Python: How to iterate over all files in a directory

Updated: January 13, 2024 By: Guest Contributor Post a comment

Overview

Working with filesystems is a common task for many Python developers. Whether you’re building a script to automate some tasks, creating a server application, or processing a batch of files, you may need to access and read through the contents of directories. Python, with its rich library set, simplifies these tasks allowing developers to easily iterate over all files in a directory.

In this tutorial, we’ll explore various methods to iterate over all files in a directory in Python. We’ll cover the use of the os module, the more modern pathlib module added in Python 3.4, and some third-party libraries that further simplify the task.

Prerequisites

  • Python, preferably the latest version. (As of my last update, Python 3.10 is commonly in use)
  • Basic knowledge of Python syntax and the file system
  • A directory with some files to practice with

Using the os Module

Let’s begin with the standard os library which provides a way to perform directory and file operations.
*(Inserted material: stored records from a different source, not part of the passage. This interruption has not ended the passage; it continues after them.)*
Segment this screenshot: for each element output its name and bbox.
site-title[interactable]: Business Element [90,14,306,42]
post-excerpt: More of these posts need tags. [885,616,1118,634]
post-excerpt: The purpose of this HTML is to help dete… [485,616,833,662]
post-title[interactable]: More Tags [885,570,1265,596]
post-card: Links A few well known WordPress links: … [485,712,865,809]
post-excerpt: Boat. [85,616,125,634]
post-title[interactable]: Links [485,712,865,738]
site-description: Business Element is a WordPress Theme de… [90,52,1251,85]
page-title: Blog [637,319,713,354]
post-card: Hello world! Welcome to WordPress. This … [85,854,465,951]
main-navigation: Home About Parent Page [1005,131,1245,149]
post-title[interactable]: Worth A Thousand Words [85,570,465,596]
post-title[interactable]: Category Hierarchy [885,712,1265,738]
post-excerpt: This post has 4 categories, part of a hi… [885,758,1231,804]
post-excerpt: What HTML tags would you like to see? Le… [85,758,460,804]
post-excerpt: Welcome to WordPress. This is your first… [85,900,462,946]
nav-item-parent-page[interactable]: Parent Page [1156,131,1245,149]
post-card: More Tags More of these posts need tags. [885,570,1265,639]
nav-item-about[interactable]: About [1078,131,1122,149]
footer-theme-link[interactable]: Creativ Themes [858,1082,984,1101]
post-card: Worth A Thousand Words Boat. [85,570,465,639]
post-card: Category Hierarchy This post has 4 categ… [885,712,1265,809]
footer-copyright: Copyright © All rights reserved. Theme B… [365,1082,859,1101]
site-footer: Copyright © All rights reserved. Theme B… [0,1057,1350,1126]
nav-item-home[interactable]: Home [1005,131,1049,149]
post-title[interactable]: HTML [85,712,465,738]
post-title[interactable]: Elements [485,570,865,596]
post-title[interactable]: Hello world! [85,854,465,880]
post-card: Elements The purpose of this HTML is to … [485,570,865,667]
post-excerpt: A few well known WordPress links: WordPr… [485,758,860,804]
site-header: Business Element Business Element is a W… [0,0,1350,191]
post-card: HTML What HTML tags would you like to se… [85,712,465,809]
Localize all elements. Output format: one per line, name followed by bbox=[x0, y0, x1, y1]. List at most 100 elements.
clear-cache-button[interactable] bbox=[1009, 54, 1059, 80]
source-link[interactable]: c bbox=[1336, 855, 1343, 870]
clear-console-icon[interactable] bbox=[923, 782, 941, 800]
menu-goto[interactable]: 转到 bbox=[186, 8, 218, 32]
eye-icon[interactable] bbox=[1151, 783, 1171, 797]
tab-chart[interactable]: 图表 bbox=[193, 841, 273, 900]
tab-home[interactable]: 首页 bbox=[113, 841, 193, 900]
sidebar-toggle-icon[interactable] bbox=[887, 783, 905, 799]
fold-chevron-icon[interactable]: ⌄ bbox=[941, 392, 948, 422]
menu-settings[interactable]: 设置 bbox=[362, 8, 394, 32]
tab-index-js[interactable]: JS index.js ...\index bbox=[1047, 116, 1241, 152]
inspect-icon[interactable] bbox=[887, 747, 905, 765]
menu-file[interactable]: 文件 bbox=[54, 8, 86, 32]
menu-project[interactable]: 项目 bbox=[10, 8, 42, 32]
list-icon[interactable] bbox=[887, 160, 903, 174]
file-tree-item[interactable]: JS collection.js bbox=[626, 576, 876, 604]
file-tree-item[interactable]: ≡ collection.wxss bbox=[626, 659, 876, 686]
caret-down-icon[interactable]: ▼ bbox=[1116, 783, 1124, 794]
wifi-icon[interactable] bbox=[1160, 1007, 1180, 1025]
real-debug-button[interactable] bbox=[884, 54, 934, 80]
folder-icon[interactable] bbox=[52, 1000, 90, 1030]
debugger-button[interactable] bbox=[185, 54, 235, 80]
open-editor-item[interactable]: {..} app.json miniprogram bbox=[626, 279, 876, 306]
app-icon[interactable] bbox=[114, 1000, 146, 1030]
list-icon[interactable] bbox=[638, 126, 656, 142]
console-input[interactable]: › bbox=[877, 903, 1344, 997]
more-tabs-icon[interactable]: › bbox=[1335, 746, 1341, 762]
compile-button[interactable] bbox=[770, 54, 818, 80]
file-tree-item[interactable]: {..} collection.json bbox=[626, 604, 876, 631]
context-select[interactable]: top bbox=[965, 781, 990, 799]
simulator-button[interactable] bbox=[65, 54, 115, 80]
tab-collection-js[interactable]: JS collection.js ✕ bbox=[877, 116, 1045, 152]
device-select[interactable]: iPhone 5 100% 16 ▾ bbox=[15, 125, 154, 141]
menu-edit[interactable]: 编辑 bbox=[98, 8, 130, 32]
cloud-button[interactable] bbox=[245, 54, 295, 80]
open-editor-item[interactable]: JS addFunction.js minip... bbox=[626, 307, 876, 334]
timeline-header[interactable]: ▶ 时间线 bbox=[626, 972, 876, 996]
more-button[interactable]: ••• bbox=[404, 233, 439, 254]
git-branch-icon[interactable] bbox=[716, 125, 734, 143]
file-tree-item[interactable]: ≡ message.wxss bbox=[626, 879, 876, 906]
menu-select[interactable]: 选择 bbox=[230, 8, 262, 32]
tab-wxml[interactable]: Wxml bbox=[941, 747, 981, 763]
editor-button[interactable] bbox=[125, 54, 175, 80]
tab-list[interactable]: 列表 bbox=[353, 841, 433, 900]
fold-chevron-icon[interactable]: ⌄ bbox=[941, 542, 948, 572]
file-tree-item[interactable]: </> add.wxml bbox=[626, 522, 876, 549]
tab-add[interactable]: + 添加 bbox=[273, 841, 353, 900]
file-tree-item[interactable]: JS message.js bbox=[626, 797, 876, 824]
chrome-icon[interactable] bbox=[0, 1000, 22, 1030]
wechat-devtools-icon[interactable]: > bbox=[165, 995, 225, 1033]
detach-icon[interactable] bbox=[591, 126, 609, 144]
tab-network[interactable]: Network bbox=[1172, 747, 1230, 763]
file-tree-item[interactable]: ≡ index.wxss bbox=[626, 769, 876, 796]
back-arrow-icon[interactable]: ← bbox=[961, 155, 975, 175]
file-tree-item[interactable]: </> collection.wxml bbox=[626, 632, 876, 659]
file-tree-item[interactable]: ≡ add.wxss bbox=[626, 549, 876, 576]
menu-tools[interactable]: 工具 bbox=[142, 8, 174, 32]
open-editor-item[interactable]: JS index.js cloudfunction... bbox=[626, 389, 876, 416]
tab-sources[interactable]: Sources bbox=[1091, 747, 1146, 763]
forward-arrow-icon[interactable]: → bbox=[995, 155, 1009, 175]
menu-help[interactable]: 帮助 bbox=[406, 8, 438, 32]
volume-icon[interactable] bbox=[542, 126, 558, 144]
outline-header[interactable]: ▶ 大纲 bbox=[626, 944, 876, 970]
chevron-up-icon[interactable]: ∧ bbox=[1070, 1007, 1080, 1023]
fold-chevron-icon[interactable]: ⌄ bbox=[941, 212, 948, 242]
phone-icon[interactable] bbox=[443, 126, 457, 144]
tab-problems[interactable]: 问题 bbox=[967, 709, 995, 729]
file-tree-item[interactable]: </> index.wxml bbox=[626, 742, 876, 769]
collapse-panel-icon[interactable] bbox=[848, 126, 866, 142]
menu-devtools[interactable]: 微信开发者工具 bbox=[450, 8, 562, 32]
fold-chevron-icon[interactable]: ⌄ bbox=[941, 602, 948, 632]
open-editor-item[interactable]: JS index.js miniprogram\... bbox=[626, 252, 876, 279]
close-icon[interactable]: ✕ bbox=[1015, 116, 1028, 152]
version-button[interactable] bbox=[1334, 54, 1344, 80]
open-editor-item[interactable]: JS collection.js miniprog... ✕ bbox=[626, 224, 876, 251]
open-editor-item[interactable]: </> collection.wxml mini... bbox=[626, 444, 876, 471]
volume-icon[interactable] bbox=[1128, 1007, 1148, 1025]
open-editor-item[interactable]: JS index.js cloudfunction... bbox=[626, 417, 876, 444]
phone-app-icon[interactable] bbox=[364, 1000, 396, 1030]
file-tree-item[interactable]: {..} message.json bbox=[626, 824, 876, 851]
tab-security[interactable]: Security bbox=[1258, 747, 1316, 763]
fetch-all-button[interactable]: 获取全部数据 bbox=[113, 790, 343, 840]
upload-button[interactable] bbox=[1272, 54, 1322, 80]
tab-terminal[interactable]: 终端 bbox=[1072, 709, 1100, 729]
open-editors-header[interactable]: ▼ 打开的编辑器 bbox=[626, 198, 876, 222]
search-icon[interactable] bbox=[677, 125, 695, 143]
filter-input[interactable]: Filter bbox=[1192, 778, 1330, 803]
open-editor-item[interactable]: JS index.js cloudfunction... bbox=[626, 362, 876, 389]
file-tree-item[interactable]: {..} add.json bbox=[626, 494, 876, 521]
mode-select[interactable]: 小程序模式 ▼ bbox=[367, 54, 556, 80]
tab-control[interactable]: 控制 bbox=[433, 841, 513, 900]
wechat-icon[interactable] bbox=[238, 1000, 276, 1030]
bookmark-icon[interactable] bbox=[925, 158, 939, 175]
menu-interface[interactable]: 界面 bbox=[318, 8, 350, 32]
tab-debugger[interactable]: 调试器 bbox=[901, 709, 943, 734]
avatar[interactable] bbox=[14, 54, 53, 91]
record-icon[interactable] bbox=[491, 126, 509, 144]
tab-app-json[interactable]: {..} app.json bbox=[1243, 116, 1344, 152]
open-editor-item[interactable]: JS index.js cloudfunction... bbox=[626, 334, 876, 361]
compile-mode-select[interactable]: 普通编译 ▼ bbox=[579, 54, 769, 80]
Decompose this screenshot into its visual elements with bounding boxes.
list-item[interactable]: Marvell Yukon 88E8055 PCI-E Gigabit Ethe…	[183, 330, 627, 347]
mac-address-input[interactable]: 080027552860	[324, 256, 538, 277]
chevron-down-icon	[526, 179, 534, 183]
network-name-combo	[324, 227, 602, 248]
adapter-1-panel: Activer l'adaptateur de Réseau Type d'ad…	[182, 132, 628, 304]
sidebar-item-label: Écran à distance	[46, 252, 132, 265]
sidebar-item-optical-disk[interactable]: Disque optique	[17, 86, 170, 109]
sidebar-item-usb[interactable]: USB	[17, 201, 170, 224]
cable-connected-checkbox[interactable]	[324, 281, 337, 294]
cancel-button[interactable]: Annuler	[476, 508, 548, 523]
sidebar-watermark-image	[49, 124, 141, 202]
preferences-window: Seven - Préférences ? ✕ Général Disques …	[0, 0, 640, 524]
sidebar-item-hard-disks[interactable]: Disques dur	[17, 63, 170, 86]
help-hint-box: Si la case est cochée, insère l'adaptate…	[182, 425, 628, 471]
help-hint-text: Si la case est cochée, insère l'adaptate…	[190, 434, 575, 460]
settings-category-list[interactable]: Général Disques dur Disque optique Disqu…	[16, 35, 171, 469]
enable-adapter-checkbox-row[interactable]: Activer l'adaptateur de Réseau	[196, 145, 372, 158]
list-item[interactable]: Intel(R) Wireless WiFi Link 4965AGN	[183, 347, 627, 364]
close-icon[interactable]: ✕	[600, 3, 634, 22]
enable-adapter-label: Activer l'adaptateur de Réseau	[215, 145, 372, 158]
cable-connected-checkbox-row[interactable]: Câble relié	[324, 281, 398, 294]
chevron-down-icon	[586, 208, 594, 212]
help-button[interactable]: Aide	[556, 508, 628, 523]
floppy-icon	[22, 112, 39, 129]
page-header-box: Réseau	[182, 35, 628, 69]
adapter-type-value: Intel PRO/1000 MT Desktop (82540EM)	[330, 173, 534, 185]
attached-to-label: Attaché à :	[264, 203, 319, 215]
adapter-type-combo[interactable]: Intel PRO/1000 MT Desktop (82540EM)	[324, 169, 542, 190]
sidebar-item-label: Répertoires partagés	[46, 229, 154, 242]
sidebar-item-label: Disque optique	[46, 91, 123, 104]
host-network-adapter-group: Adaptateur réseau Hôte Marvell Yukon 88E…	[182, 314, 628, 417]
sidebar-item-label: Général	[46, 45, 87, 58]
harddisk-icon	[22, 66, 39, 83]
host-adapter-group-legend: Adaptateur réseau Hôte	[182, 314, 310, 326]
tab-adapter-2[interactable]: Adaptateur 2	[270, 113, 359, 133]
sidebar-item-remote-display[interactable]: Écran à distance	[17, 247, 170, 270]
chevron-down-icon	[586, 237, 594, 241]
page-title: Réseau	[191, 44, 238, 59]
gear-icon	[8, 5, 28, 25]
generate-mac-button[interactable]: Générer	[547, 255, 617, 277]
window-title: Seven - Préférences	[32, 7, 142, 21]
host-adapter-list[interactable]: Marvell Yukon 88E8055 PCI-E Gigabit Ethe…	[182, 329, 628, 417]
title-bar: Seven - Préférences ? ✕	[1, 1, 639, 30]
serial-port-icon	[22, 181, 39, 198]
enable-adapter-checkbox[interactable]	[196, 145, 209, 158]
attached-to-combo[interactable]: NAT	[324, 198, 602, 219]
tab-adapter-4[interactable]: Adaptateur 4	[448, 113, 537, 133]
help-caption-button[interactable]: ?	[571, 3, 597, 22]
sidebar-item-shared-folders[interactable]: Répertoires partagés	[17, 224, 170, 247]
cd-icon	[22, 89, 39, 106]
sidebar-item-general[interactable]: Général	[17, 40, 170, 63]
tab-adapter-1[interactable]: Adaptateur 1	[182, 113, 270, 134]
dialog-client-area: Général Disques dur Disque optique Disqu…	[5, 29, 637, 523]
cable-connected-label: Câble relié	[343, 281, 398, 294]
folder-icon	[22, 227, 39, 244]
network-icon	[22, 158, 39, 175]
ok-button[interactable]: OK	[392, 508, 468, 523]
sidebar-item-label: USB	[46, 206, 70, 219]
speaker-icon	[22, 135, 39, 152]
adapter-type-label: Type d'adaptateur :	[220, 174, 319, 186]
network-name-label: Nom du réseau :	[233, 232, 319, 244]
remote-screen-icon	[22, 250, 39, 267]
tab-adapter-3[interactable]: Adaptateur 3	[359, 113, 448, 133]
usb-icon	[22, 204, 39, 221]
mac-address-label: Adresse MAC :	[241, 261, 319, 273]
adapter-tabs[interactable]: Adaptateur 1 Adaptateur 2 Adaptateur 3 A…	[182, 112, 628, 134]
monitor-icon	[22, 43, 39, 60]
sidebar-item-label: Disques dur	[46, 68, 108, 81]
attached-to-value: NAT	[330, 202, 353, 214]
The os.listdir() and os.walk() functions are most commonly used for iterating through files in a directory.

Using os.listdir()

The os.listdir() function returns a list of names of entries in the directory given by path:

import os

directory = '/path/to/directory'

for filename in os.listdir(directory):
    if filename.endswith('.txt'):
        # Do something with the file
        print(os.path.join(directory, filename))

Using os.walk()

The os.walk() is a more powerful tool for directory traversal. It generates the file names in a directory tree by walking the tree either top-down or bottom-up:

import os

for subdir, dirs, files in os.walk('/path/to/directory'):
    for file in files:
        # Do something with the file
        filepath = os.path.join(subdir, file)
        print(filepath)

Using the pathlib Module

In newer versions of Python, the pathlib module is the recommended way to work with files and directories. Below is a simple example of iteration with pathlib.Path():

from pathlib import Path

dir_path = Path('/path/to/directory')

for file_path in dir_path.iterdir():
    if file_path.is_file() and file_path.suffix == '.txt':
        print(file_path)

Using glob Module with pathlib

When paired with glob patterns, pathlib becomes even more powerful:

for file_path in dir_path.glob('*.txt'):
    print(file_path)

Using the os.scandir() and with Statement

Python 3.5 introduced os.scandir() which returns an iterator instead of a list. It’s more efficient when you’re working with large directories:

import os

with os.scandir('/path/to/directory') as entries:
    for entry in entries:
        if entry.is_file() and entry.name.endswith('.txt'):
            print(entry.path)

Error Handling

When iterating through directories, you may encounter permissions errors or broken links. It’s important to handle these exceptions:

import os

try:
    with os.scandir('/path/to/directory') as entries:
        for entry in entries:
            if entry.is_file() and entry.name.endswith('.txt'):
                print(entry.path)
except PermissionError as e:
    print(f'Permission denied: {e}')

Advanced Directory Traversal With Third-Party Libraries

While the standard library provides decent capabilities for directory traversal, there are several third-party libraries such as scandir and glob2. These deliver improved functionality or simpler syntax for complex tasks.

Conclusion

In conclusion, Python provides several methods to iterate over all the files in a directory. Your choice will depend on your exact requirements – for simpler tasks, os.listdir() may be adequate, whereas for walking a directory tree, os.walk() or pathlib.Path() along with glob patterns gives you a powerful toolset. Remember to handle any potential errors in order to make your scripts robust and reliable.

No matter which method you choose, you’ll be able to build efficient scripts that can harness the capabilities of Python’s file handling to accomplish a wide array of tasks. The code samples provided here offer a jumping-off point to get started with iterating files in a directory. With this knowledge in hand, you can confidently handle file systems in your next Python project.